Devo começar esclarecendo
que, de início, não falo do amor como manifestação, mas sim como sentimento;
falo da profunda afeição, bem como do objeto dessa afeição; falo do afeto a
pessoas. Não se trata de ágape (a caridade),
nem mesmo de qualquer relação onde se revela a dissimetria, a desigualdade, algo
que estabeleça distinção entre ativos e passivos. Falo de uma filia, ou seja, do amor de amizade, uma
relação de igualdade que encerra uma passível comensurabilidade.
Mas como falar de
sentimentos desvinculando-os de sua expressão? Justamente por ser comensurável,
a ausência de expressões, quando não percebidas por aquele que dele se pretende
objeto, conduze-o a um brando agastamento. Falo em brando agastamento porque,
apesar da irritação, o que busca ser amado - o demandante - sufoca qualquer afecção.

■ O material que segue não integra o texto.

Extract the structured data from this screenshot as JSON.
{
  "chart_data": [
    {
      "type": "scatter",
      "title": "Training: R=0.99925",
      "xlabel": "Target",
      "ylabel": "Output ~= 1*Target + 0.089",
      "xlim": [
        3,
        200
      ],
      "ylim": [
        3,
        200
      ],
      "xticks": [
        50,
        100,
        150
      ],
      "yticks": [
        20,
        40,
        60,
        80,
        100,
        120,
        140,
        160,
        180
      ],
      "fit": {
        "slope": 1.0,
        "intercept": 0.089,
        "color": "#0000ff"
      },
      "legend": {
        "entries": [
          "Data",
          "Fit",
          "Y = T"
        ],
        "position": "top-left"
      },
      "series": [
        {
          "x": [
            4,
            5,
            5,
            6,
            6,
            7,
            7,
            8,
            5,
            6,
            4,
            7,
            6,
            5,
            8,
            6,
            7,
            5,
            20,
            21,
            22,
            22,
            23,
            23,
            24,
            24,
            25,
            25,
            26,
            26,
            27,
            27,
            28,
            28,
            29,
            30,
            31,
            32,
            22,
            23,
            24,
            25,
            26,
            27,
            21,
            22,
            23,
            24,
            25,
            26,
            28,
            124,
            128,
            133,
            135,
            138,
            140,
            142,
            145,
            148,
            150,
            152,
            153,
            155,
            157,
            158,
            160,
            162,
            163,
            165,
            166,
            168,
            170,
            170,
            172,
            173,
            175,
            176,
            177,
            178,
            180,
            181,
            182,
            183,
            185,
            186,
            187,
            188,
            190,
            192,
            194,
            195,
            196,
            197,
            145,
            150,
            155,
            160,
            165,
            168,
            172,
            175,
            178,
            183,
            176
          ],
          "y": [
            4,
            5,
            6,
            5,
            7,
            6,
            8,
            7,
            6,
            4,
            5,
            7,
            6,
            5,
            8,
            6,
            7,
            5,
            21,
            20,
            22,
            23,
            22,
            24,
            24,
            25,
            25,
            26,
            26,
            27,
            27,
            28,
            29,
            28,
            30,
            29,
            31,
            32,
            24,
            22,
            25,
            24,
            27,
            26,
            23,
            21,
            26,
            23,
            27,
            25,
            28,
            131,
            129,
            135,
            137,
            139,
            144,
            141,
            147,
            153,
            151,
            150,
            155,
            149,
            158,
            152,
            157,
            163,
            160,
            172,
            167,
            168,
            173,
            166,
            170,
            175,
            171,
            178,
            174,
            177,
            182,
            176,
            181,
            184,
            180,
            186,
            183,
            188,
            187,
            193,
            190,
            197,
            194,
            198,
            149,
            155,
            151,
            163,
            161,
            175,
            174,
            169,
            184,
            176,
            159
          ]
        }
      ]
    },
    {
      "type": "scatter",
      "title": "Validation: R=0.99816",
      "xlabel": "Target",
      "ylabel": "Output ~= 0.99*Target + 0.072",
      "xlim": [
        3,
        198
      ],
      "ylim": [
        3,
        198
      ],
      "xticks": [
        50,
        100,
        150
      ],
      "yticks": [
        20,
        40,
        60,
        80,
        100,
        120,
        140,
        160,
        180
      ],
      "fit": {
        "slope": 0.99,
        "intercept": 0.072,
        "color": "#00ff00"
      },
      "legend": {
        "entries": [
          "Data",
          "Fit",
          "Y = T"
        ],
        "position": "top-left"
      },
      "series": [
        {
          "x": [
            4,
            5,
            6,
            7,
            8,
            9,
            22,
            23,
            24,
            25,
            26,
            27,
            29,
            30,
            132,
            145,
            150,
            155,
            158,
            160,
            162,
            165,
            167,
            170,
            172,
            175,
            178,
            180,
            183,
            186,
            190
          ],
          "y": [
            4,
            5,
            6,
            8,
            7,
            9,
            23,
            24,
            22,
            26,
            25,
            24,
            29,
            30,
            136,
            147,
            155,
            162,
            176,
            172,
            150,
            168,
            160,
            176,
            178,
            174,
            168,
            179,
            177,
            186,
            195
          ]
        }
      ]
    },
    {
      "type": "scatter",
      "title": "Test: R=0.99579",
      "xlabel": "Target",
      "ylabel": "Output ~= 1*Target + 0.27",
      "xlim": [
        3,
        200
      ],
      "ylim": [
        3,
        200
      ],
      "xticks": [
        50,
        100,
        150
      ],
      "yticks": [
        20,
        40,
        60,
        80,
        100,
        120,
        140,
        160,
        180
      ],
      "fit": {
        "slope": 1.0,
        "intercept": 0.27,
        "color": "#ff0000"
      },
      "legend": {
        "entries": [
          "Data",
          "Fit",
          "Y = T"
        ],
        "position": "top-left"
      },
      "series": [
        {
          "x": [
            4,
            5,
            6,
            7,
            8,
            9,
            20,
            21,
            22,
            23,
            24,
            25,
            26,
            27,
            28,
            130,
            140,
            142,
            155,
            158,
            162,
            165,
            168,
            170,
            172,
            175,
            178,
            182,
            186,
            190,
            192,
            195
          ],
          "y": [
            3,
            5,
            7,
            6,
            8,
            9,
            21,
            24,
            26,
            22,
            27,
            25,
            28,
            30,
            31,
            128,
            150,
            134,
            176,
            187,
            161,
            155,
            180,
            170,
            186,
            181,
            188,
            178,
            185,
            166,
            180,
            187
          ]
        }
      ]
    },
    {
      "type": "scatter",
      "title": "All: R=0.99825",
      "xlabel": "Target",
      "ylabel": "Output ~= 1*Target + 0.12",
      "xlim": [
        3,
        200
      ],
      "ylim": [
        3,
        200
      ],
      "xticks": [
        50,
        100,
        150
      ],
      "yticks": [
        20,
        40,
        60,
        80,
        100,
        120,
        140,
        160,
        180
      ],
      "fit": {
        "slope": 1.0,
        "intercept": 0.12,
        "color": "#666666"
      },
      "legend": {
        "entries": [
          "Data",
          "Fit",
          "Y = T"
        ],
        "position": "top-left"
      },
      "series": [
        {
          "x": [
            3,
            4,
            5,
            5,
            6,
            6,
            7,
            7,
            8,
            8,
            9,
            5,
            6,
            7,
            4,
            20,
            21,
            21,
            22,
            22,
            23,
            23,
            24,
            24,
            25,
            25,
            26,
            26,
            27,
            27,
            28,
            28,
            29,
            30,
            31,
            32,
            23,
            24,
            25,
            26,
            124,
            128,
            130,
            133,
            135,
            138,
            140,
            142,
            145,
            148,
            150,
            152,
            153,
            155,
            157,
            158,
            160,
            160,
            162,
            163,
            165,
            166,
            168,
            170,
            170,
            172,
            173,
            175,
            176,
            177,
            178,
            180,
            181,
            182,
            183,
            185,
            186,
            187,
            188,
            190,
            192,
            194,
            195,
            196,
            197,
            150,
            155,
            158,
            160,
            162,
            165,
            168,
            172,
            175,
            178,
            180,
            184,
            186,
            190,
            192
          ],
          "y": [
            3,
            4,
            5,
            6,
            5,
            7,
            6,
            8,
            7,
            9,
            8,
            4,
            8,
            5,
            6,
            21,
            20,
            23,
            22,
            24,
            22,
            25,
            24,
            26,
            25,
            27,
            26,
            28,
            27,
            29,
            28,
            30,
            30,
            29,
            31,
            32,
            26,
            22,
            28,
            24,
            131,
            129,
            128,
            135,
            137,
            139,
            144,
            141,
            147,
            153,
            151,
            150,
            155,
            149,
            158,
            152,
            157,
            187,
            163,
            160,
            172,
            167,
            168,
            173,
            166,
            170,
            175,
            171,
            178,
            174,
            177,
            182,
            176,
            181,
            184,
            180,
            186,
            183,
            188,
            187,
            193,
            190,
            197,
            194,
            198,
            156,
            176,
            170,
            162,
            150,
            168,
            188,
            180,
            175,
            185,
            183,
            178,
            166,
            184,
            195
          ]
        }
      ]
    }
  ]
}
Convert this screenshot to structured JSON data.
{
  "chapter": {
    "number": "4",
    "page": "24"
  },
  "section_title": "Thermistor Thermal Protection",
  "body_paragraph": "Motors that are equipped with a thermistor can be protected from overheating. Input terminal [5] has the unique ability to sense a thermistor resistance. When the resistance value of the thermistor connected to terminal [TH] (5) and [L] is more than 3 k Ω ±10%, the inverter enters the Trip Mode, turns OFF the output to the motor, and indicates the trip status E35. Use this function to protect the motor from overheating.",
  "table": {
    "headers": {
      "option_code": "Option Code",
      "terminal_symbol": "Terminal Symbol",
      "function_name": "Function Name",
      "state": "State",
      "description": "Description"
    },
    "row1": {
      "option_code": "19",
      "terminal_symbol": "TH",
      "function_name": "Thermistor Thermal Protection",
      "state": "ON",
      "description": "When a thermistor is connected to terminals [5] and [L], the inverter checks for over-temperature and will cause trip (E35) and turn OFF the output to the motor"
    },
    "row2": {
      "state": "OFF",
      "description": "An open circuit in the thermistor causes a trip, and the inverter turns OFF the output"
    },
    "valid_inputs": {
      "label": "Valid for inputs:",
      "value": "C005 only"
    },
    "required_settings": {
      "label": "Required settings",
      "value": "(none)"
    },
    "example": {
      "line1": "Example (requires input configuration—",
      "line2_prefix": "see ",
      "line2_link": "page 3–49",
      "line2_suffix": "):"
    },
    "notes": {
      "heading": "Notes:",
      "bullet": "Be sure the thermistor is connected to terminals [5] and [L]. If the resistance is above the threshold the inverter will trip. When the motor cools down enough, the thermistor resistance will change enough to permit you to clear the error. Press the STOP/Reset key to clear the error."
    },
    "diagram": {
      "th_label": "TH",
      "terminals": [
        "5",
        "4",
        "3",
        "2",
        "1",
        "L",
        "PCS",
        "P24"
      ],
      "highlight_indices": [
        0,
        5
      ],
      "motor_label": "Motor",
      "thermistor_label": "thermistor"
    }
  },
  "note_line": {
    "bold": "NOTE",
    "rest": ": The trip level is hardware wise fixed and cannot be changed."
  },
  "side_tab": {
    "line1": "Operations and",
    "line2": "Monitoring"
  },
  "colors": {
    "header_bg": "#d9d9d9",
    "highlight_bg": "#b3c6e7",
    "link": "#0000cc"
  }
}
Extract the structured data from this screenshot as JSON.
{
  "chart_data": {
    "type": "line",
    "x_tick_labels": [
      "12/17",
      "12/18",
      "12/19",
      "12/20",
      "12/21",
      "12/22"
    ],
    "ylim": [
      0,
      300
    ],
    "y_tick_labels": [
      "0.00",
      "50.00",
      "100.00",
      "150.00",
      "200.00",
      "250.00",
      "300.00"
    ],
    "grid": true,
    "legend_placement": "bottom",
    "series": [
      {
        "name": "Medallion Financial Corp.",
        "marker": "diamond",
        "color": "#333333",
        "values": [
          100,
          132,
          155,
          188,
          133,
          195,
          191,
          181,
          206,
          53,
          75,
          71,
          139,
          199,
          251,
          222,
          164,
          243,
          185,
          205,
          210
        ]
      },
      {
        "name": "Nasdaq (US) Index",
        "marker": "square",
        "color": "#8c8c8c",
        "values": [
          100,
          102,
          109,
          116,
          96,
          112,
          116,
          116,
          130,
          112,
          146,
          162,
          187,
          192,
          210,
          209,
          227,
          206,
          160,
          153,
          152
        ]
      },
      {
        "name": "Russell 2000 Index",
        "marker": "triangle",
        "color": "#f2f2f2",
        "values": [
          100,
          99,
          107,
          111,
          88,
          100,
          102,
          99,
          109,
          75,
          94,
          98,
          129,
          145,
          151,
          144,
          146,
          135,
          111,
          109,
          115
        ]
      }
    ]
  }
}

Em se tratando de filia, nenhuma das
partes da relação permite-se uma posição passiva. O amor, neste caso, exige
reciprocidade com igual intensidade. O amor, quando não percebido,
transforma-se em mera expectativa. E a expectativa é cáustica, aberrante, cria
um tempo que se revela como sofrimento. O interessante é que, quando, nesta
relação, uma das partes reconhece-se como pivô da falta de intensidade
recíproca, passa a experimentar certo mal estar, o que deságua no
arrependimento, na crise de consciência, na culpa.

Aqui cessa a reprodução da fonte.